Butternut Squash and Apple Soup
Soup season calls for a nourishing bowl of Butternut Squash & Apple Soup with Dr. Praeger’s Kale Puffs.
- 1 box Dr. Praeger’s kale puffs
- 4 cups butternut squash cubes
- 2 apples, halved
- 1 onion, cut into chunks
- 3 cloves garlic, peeled
- 2 Tbsp. avocado oil
- 1 tsp. dried thyme
- ¼ tsp. dried sage
- ¼ Tsp. nutmeg
- ½ tsp. sea salt
- ½ tsp. black pepper
- 2 cups vegetable broth
- ½ tsp. chili pepper, for garnish
- ¼ cup fresh sprouts, for garnish
Cook Time: 40 minutes
- Preheat oven to 400 degrees Fahrenheit.
- Add butternut squash cubes, apples, onion, and garlic to a large baking tray lined with parchment paper. Drizzle with avocado oil and season with sea salt and pepper.
- Roast vegetables for 25-35 minutes, or until squash is golden and tender. Remove from oven and let cool slightly.

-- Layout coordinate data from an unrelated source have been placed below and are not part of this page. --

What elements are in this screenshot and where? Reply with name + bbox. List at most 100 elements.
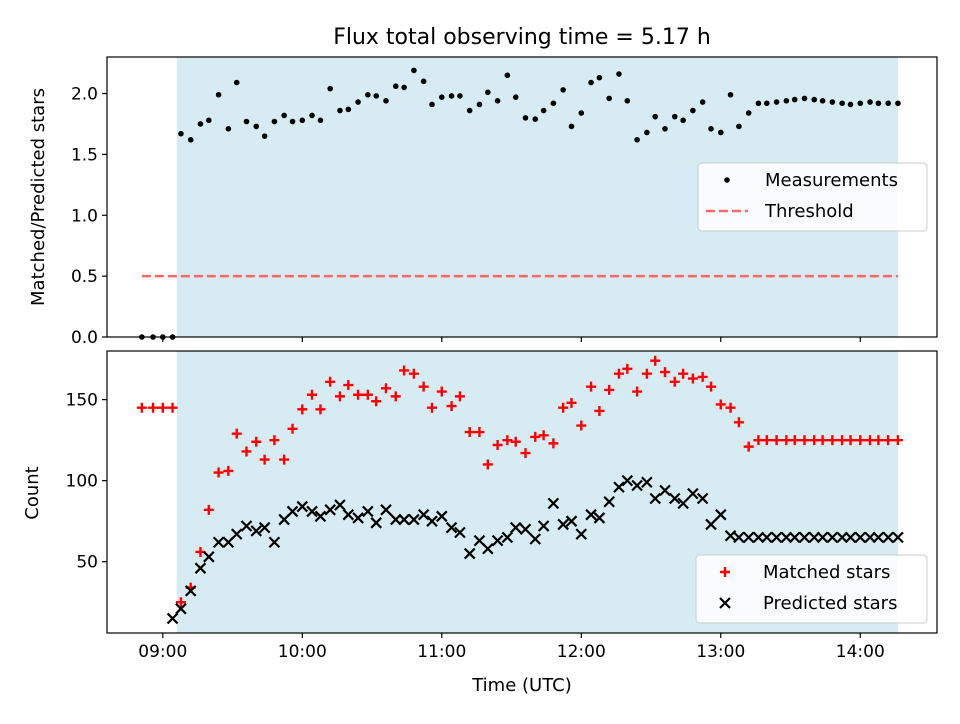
matched-stars-point	[733, 417, 744, 428]
predicted-stars-point	[844, 531, 857, 544]
predicted-stars-point	[836, 531, 848, 544]
predicted-stars-point	[436, 510, 448, 523]
predicted-stars-point	[780, 531, 793, 544]
predicted-stars-point	[194, 562, 207, 574]
predicted-stars-point	[565, 515, 578, 527]
measurement-point	[373, 93, 380, 99]
predicted-stars-point	[324, 504, 336, 516]
matched-stars-point	[343, 380, 354, 391]
predicted-stars-point	[250, 525, 263, 537]
measurement-point	[494, 98, 501, 104]
measurement-point	[420, 78, 427, 85]
x-axis-label: Time (UTC)	[471, 675, 572, 696]
measurement-point	[365, 91, 371, 98]
legend-label: Threshold	[764, 201, 854, 222]
matched-stars-point	[892, 435, 903, 446]
predicted-stars-point	[677, 497, 689, 510]
measurement-point	[560, 87, 566, 93]
matched-stars-point	[548, 438, 559, 449]
predicted-stars-point	[230, 528, 243, 540]
measurement-point	[383, 98, 389, 104]
predicted-stars-point	[212, 536, 225, 549]
matched-stars-point	[855, 435, 866, 446]
measurement-point	[309, 112, 315, 119]
measurement-point	[699, 99, 706, 105]
matched-stars-point	[809, 435, 820, 446]
predicted-stars-point	[352, 512, 364, 524]
predicted-stars-point	[463, 547, 476, 560]
measurement-point	[680, 117, 686, 124]
predicted-stars-point	[408, 513, 420, 526]
matched-stars-point	[157, 402, 168, 413]
predicted-stars-point	[342, 508, 355, 521]
predicted-stars-point	[519, 523, 532, 536]
predicted-stars-point	[613, 481, 625, 493]
matched-stars-point	[279, 454, 290, 465]
measurement-point	[745, 110, 752, 116]
predicted-stars-point	[621, 474, 634, 487]
predicted-stars-point	[454, 526, 466, 539]
measurement-point	[811, 96, 818, 103]
predicted-stars-point	[788, 531, 801, 544]
measurement-point	[448, 93, 455, 99]
matched-stars-point	[390, 391, 401, 402]
matched-stars-point	[799, 435, 810, 446]
predicted-stars-point	[529, 533, 542, 545]
matched-stars-point	[789, 435, 800, 446]
matched-stars-point	[446, 401, 457, 412]
predicted-stars-point	[603, 495, 615, 508]
matched-stars-point	[669, 376, 680, 387]
x-tick-label: 12:00	[557, 642, 606, 662]
predicted-stars-point	[166, 612, 179, 625]
predicted-stars-point	[203, 551, 215, 563]
predicted-stars-point	[816, 531, 829, 544]
measurement-point	[819, 98, 826, 104]
matched-stars-point	[771, 435, 782, 446]
measurement-point	[281, 112, 287, 119]
measurement-point	[568, 123, 575, 130]
predicted-stars-point	[585, 508, 597, 521]
x-tick-label: 10:00	[278, 642, 327, 662]
measurement-point	[791, 96, 798, 103]
measurement-point	[783, 98, 790, 104]
measurement-point	[708, 126, 714, 132]
matched-stars-point	[641, 368, 652, 379]
predicted-stars-point	[761, 531, 773, 544]
predicted-stars-point	[184, 585, 197, 597]
predicted-stars-point	[370, 517, 383, 529]
measurement-point	[261, 133, 268, 139]
matched-stars-point	[380, 383, 391, 394]
predicted-stars-point	[362, 505, 374, 518]
predicted-stars-point	[509, 521, 522, 534]
legend-predicted-marker	[719, 597, 731, 609]
matched-stars-point	[715, 399, 726, 410]
predicted-stars-point	[770, 531, 783, 544]
matched-stars-point	[678, 368, 689, 379]
y-tick-label: 0.0	[71, 328, 98, 348]
matched-stars-point	[530, 431, 541, 442]
predicted-stars-point	[557, 518, 569, 531]
predicted-stars-point	[705, 518, 717, 531]
top-y-axis-label: Matched/Predicted stars	[28, 88, 49, 306]
legend-label: Matched stars	[763, 562, 890, 583]
measurement-point	[829, 99, 836, 105]
predicted-stars-point	[668, 492, 681, 505]
measurement-point	[717, 129, 724, 136]
measurement-point	[875, 100, 882, 107]
matched-stars-point	[474, 427, 485, 438]
predicted-stars-point	[258, 521, 271, 534]
matched-stars-point	[427, 402, 438, 413]
measurement-point	[392, 83, 399, 90]
predicted-stars-point	[286, 505, 299, 518]
predicted-stars-point	[417, 508, 430, 521]
measurement-point	[662, 126, 668, 132]
measurement-point	[466, 107, 473, 114]
predicted-stars-point	[296, 500, 309, 513]
matched-stars-point	[259, 454, 270, 465]
predicted-stars-point	[593, 512, 606, 524]
measurement-point	[588, 79, 594, 86]
predicted-stars-point	[659, 484, 671, 497]
matched-stars-point	[325, 376, 336, 387]
predicted-stars-point	[864, 531, 876, 544]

- Increase oven heat to 450 degrees Fahrenheit and cook Dr. Praeger’s kale puffs according to package directions.
- While Dr. Praeger’s puffs cook, prepare soup. Either use a high-speed blender with capable soup-making function, or a large pot an immersion blender, and add all ingredients (roasted butternut squash, apple, onion, garlic, thyme, sage, nutmeg, black pepper, and vegetable broth).
- Blend on high until smooth and creamy.
- Divide soup into bowls and top with puffs, sprouts, and chili pepper flakes, if desired. Enjoy!